The Upper Room; The Centrality of Corporate Worship

The "upper room" in ancient Middle Eastern houses and palaces has special qualities, because of the element of seclusion and privacy.

1) When Ehud, a judge in Israel (Judges 3), went to Eglon, King of Moab, to pay tribute, the Scripture states that Eglon was "sitting upstairs in his cool private chamber." This room is described as the "upper room" three times in the context. In this room Eglon, the oppressor of Israel, was killed by Ehud, and Israel was delivered from oppression.

2) When Elijah went to Zarephath and prophesied the unending supply of flour and oil for the widow, he stayed in an "upper room." (I Kings 17) He laid that widow's dead son on his own bed in his upper room, before he raised him from the dead.

3) Likewise, the Shunemite woman had a small "upper room" made for Elisha to stay in when he was in town. In this room, he also raised her son from the dead.

4) Daniel, prayed from his "upper room" before being cast into the den of lions. (Dan 6). He was delivered from death and returned to his "upper room" from which he had always prayed to God.

5) When Tabitha of Joppa died (Acts 9), she was laid in an upper room, in which Peter raises her from the dead.

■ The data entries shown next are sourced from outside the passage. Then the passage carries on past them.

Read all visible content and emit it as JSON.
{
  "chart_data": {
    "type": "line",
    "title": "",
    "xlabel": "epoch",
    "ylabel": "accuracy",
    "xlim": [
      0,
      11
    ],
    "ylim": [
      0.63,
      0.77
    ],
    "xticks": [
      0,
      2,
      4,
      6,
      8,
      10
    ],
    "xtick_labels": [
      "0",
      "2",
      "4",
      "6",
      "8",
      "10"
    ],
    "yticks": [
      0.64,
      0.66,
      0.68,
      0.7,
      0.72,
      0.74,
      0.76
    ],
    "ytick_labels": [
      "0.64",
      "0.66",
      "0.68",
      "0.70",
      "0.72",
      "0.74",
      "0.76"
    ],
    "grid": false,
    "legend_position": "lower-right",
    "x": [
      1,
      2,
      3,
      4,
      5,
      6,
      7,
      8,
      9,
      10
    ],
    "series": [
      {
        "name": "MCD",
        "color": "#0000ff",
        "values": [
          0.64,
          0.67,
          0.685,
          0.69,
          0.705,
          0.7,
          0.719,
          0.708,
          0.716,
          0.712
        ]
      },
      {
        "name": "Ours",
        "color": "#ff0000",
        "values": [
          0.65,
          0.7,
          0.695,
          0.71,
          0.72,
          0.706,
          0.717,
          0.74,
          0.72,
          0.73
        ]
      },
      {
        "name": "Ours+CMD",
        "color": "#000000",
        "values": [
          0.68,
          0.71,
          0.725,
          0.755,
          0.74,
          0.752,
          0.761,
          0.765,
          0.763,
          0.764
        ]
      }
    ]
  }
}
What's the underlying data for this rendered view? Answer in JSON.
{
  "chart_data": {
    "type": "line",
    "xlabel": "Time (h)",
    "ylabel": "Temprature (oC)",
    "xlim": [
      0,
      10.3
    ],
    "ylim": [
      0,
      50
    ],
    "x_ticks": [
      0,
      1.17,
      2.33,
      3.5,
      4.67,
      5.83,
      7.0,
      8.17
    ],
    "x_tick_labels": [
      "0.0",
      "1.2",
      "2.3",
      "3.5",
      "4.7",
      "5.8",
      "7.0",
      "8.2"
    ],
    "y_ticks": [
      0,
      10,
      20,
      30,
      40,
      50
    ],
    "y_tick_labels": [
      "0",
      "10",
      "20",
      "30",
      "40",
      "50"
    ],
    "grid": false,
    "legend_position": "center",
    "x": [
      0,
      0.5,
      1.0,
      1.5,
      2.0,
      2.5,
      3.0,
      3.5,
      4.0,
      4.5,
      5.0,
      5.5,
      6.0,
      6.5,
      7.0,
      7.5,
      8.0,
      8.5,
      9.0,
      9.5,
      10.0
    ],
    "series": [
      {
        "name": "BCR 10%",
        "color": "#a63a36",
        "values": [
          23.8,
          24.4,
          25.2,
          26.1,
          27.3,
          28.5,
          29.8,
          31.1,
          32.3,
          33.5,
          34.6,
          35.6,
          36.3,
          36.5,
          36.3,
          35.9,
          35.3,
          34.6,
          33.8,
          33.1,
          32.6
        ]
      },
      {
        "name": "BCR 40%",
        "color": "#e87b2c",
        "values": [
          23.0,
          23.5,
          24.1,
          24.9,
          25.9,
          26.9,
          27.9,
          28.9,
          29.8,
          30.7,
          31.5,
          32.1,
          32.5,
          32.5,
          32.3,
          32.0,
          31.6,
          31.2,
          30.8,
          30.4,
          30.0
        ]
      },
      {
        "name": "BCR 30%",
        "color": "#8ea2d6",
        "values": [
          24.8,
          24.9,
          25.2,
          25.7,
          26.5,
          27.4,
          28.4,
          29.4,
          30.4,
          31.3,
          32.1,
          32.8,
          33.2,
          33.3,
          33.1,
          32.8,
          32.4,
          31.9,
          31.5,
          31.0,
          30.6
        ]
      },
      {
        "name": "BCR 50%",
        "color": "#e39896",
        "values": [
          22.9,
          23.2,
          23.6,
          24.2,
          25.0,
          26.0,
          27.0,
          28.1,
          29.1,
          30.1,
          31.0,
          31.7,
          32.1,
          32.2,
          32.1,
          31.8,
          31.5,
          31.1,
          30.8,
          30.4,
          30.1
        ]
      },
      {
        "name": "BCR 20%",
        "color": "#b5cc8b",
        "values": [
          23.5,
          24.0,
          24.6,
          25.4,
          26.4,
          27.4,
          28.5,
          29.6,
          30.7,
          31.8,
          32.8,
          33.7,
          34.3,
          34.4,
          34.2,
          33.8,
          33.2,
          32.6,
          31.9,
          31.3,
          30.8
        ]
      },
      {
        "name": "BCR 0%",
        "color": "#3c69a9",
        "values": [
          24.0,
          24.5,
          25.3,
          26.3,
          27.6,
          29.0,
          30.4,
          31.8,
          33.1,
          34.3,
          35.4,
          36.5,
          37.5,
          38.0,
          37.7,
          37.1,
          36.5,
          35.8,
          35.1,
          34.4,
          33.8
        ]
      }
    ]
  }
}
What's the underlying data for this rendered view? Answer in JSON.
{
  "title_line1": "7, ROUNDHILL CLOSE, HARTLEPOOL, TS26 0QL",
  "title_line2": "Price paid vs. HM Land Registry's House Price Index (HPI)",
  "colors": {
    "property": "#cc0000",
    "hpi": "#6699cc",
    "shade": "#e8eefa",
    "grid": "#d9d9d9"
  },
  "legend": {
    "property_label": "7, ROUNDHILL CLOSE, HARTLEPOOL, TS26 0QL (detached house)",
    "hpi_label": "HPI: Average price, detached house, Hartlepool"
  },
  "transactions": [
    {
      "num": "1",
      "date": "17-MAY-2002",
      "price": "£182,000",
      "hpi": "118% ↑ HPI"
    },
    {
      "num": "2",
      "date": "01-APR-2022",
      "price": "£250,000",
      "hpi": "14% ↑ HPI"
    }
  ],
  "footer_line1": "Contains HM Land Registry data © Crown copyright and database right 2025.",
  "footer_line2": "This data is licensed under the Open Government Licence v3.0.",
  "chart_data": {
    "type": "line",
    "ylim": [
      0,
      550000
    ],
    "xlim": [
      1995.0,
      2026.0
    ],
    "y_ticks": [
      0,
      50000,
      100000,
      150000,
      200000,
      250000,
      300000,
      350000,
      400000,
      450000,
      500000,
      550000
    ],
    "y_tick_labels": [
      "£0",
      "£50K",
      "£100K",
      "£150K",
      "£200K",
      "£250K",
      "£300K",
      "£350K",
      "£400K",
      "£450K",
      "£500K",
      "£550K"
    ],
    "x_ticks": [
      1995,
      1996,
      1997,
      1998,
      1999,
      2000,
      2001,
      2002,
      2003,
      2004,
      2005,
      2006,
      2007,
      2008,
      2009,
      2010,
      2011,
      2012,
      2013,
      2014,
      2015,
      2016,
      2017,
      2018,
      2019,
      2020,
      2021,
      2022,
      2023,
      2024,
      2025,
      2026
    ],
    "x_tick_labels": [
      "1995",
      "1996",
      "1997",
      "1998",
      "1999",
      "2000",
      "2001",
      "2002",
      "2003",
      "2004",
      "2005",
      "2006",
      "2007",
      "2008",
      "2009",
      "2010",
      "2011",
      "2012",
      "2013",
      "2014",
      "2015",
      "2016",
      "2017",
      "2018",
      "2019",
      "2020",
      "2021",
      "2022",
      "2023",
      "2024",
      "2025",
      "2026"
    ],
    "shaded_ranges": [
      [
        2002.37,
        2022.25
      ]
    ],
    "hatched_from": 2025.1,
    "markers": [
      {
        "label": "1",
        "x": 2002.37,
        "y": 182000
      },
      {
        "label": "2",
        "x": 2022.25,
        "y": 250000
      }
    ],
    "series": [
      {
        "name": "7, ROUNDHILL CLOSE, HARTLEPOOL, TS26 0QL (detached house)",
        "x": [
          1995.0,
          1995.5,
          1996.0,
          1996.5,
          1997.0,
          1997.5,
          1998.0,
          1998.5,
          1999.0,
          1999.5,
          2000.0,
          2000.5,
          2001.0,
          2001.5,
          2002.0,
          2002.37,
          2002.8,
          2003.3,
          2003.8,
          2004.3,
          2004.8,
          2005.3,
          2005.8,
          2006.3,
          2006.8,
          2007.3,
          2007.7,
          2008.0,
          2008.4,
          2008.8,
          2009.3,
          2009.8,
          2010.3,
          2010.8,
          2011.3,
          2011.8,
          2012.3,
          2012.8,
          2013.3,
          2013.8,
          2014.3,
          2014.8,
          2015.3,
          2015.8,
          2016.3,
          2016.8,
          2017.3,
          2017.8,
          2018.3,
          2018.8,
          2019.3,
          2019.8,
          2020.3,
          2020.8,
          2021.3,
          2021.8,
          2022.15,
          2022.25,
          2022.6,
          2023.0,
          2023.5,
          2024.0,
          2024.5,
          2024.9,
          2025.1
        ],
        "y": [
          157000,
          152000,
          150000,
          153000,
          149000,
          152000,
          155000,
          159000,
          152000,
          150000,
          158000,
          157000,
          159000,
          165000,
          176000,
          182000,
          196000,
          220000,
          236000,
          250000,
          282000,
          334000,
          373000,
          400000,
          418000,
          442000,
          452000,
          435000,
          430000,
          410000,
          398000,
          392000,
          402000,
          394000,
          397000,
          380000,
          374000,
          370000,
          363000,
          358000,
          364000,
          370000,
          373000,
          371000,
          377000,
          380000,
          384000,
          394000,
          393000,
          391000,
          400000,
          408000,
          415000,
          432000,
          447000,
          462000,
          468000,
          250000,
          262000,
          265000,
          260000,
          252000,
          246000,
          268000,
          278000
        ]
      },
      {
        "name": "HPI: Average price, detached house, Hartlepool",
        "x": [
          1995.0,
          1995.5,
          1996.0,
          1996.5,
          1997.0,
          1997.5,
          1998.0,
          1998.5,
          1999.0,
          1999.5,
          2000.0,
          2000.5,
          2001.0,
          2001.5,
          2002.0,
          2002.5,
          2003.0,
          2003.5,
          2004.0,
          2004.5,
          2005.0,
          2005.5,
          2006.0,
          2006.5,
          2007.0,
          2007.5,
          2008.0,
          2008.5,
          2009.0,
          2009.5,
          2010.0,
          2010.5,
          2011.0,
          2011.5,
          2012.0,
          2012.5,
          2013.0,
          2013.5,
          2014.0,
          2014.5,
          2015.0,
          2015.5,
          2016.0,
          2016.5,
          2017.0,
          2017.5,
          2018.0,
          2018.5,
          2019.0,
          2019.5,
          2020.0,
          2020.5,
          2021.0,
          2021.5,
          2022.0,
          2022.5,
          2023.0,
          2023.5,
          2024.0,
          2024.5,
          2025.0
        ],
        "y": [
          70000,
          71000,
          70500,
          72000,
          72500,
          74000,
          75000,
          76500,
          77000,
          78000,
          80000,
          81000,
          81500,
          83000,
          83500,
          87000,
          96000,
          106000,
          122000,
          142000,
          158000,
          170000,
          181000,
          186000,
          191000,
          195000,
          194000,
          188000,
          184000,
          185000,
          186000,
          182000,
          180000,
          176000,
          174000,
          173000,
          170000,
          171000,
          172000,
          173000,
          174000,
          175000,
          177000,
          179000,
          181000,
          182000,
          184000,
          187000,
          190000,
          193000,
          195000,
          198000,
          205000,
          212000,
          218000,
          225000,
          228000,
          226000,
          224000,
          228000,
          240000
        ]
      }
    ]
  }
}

Our acquaintance with the nature of such rooms, where privacy, prayer, judicial death and glorious resurrections of grace occur, now informs our look at passages which speak of worship:

1) It is related in Mark 14 and Luke 22 that Jesus sent his disciples to discover the location of a "guest room," which was a "large, upper room" all furnished, where they would prepare and eat the Passover, prior to our Lord's exodus. He speaks of his "fervent desire" to eat this Passover with them before he suffers. And, in this "upper room" he institutes his Supper.

2) In Acts 1, we find the group of about 120 disciples gathering and praying in an "upper room" as they wait in Jerusalem for the promise of the Spirit.

3) In Acts 20, the church is gathered in an "upper room" to hear Paul speak all night -- the night Eutychus fell from the window and was brought back from the dead by Paul.

We know from Daniel's example in his upper room, and Jesus' commands that we spend time in our own prayer closets, that individual worship plays a large part in the life of a Christian. But, the "upper room" gatherings are central and vital. It is where two are three are gathered in his name that Christ is specially "in the midst." In the "upper room" we meet our Lord as a body -- his body, and not just as individuals.

Corporate worship is not "individual worship in a group." It the worship of a group. It is there, especially, that we pray, as one, "Our Father, ... Give us this day our daily bread.  ... Lead us not into temptation, but deliver us from evil."  It is where the bread that we break is participation in the one body of Christ, and where the cup that we bless is participation in his blood (1 Cor 10).